COLUMBUS, Ohio—A man the government says plotted to blow up a shopping mall wants to call convicted terrorist Iyman Faris as a witness on his behalf.
Nuradin Abdi says Faris will testify that Abdi, charged with conspiring to support terrorists, is guilty at most of being angry at U.S. foreign policy. Abdi’s trial is scheduled to begin next month in federal court in Columbus.
Prosecutors say Abdi, 35, a Somali immigrant living in Columbus, wanted to bomb an unspecified Columbus-area shopping mall. The alleged plot was never carried out.

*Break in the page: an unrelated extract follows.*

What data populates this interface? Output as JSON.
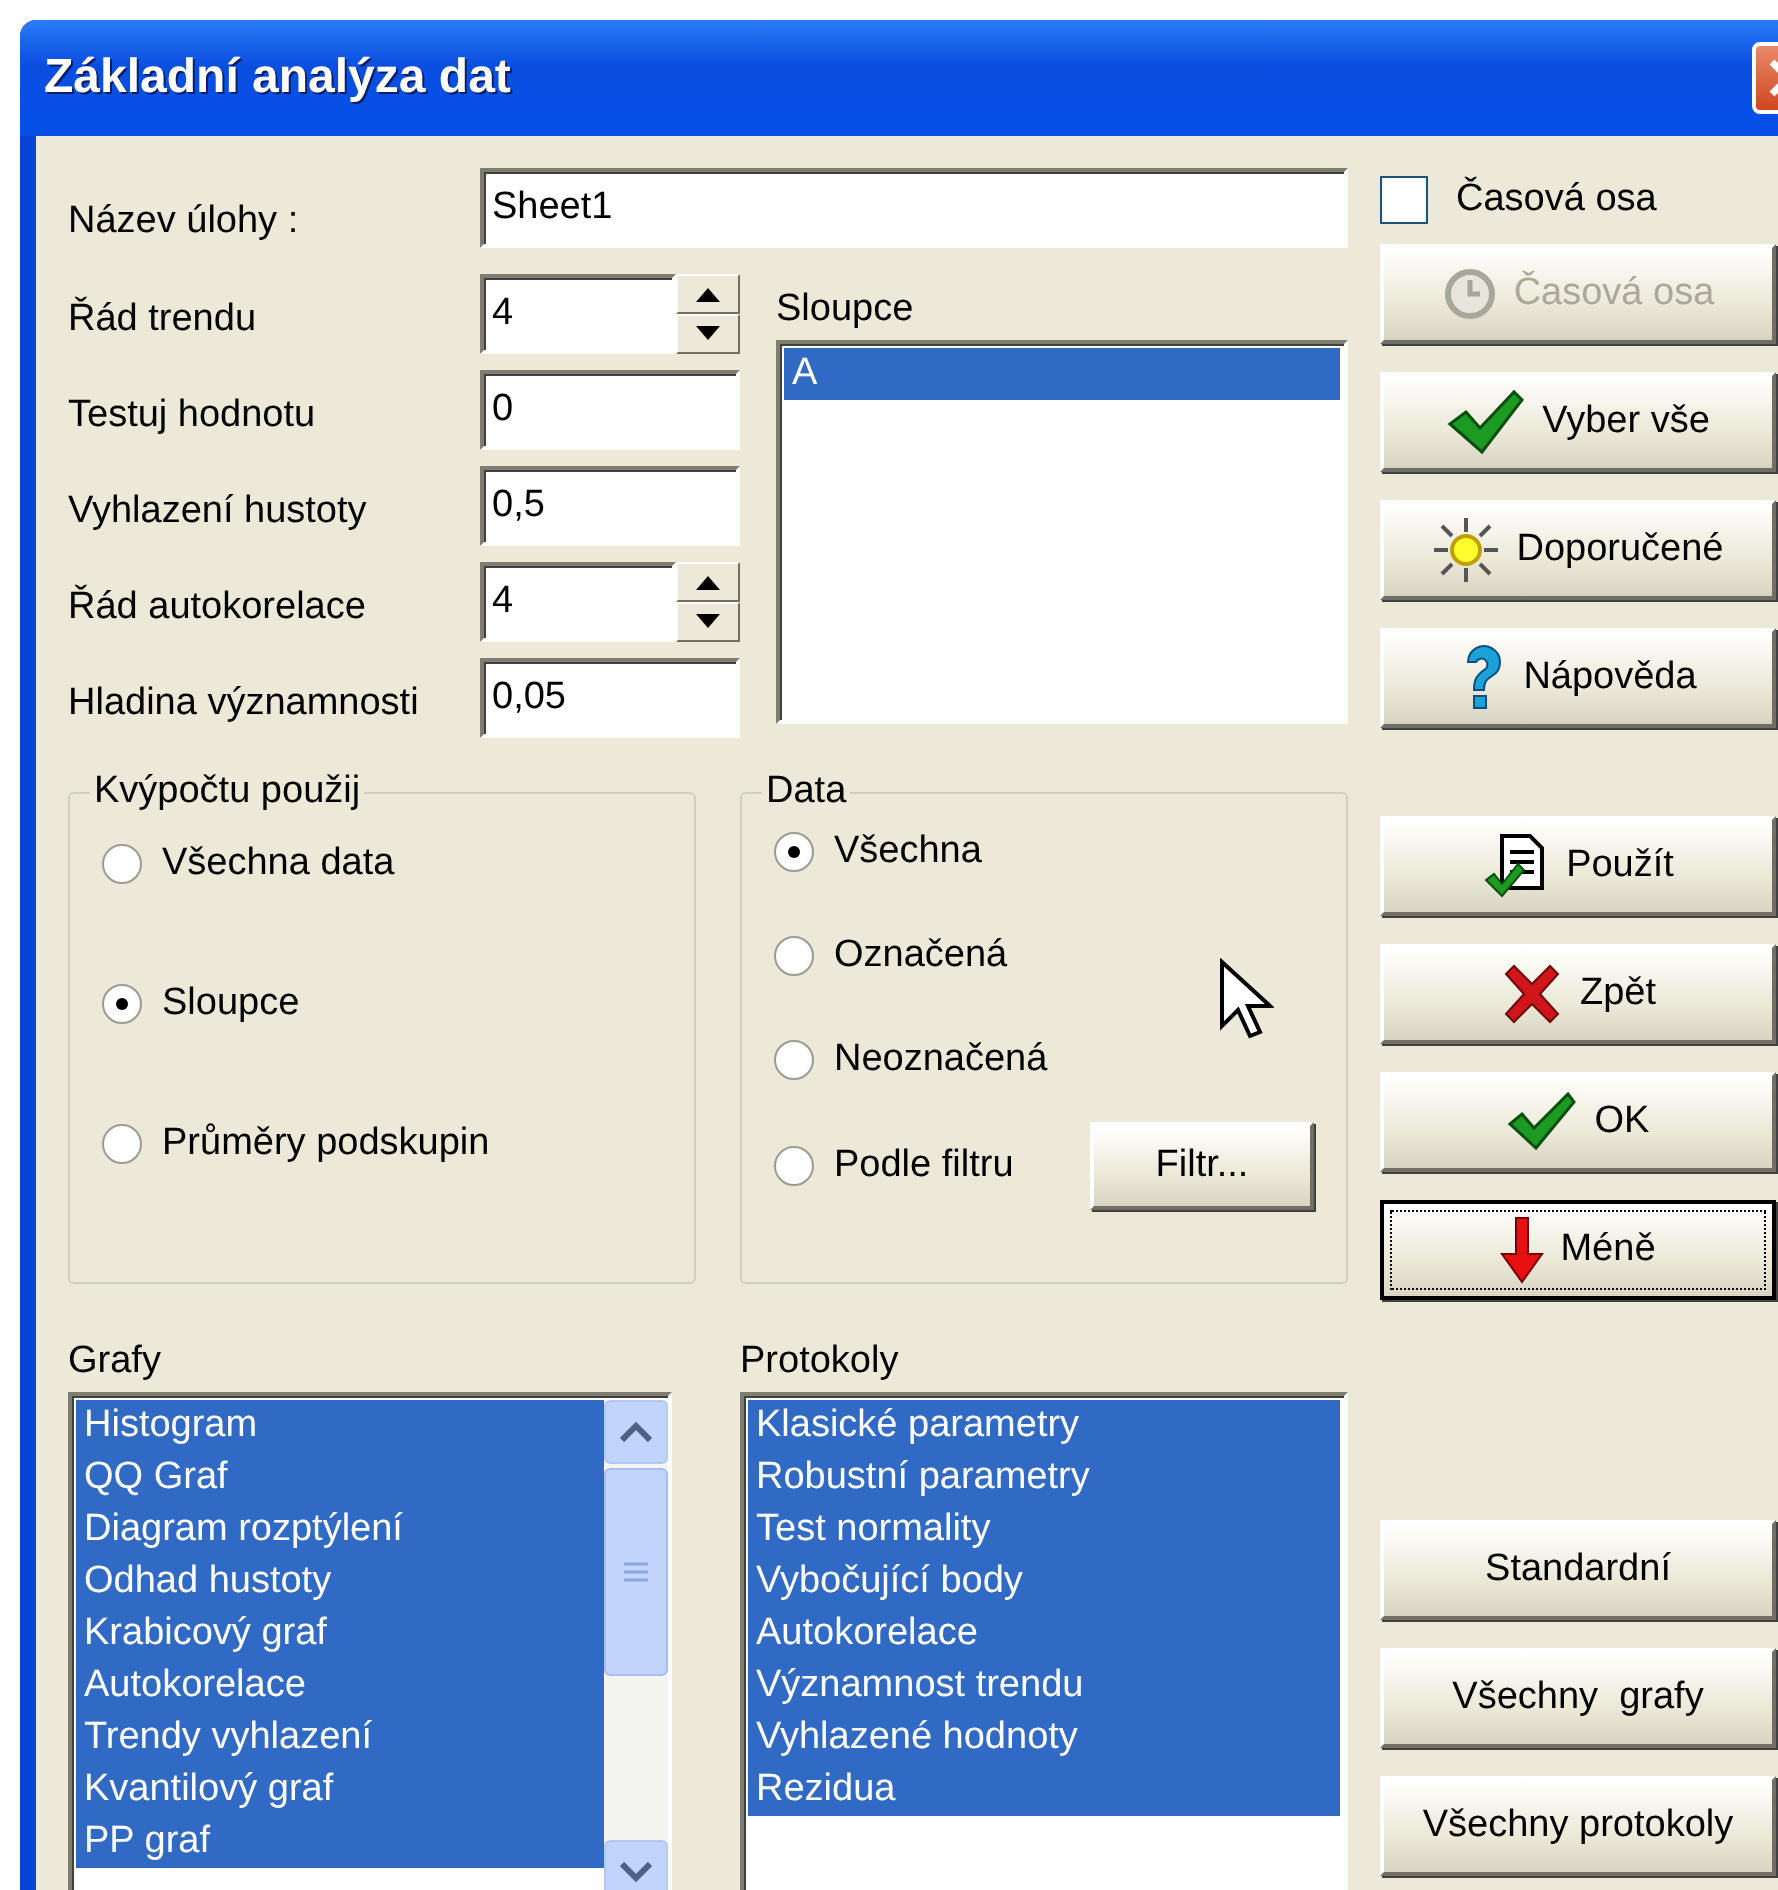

Abdi is charged with conspiring to provide support to terrorists and specifically to al-Qaida and to using false travel documents. If convicted, he could get up to 80 years in prison.

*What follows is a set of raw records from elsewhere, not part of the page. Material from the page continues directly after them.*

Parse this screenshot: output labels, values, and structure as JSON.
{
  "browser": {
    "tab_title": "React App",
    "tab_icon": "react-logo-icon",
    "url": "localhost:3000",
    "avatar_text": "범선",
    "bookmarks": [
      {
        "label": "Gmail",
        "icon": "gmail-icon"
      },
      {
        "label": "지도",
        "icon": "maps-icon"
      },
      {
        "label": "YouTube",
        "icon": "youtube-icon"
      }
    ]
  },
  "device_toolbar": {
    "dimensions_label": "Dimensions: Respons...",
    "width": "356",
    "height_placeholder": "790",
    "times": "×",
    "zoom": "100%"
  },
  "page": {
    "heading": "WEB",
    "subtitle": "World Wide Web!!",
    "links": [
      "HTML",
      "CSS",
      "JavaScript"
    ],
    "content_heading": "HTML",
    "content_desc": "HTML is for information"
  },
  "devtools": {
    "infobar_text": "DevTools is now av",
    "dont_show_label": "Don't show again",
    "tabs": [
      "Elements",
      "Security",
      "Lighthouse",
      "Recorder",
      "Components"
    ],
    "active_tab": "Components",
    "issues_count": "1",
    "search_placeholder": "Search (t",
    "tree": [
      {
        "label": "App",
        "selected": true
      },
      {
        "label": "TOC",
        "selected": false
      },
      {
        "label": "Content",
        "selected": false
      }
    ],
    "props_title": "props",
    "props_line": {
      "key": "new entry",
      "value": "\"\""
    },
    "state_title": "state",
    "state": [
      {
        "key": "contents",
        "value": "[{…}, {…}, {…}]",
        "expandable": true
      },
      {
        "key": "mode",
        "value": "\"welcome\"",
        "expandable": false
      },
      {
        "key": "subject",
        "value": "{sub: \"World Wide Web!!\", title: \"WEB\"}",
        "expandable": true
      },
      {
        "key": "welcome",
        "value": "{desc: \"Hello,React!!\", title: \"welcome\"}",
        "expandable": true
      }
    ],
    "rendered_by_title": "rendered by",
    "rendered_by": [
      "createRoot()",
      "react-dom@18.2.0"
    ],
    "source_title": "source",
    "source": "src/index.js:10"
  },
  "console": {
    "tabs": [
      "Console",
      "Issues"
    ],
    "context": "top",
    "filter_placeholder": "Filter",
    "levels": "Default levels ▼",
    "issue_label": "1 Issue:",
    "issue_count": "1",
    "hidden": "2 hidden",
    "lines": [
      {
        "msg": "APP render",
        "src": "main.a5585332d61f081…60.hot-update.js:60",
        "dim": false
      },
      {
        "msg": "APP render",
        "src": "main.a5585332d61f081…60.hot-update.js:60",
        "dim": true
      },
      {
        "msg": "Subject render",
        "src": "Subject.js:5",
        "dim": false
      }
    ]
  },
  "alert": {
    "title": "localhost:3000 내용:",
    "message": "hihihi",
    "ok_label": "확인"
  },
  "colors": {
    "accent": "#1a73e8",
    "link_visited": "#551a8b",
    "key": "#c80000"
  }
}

Faris, 38, is serving a 20-year prison term in a maximum-security federal prison in Florence, Colo., for a plot to destroy the Brooklyn Bridge.
At the heart of the government’s case against Abdi is a meeting prosecutors say Abdi, Faris and a third terror suspect, Christopher Paul, had at a suburban Columbus coffee shop in August 2002.
Prosecutors charge that Abdi suggested they “could attack the mall with a bomb,” according to court documents.
Faris will testify that Abdi said angry things that day but was talked out of taking any action and never conspired with any terrorists, Mahir Sherif, Abdi’s attorney, said Thursday. He notified the government he intended to call Faris in a court filing late Wednesday.
A message was left with the U.S. Attorney’s Office. Faris has always said there was nothing to Abdi’s remarks that day, said David Smith, Faris’ former attorney.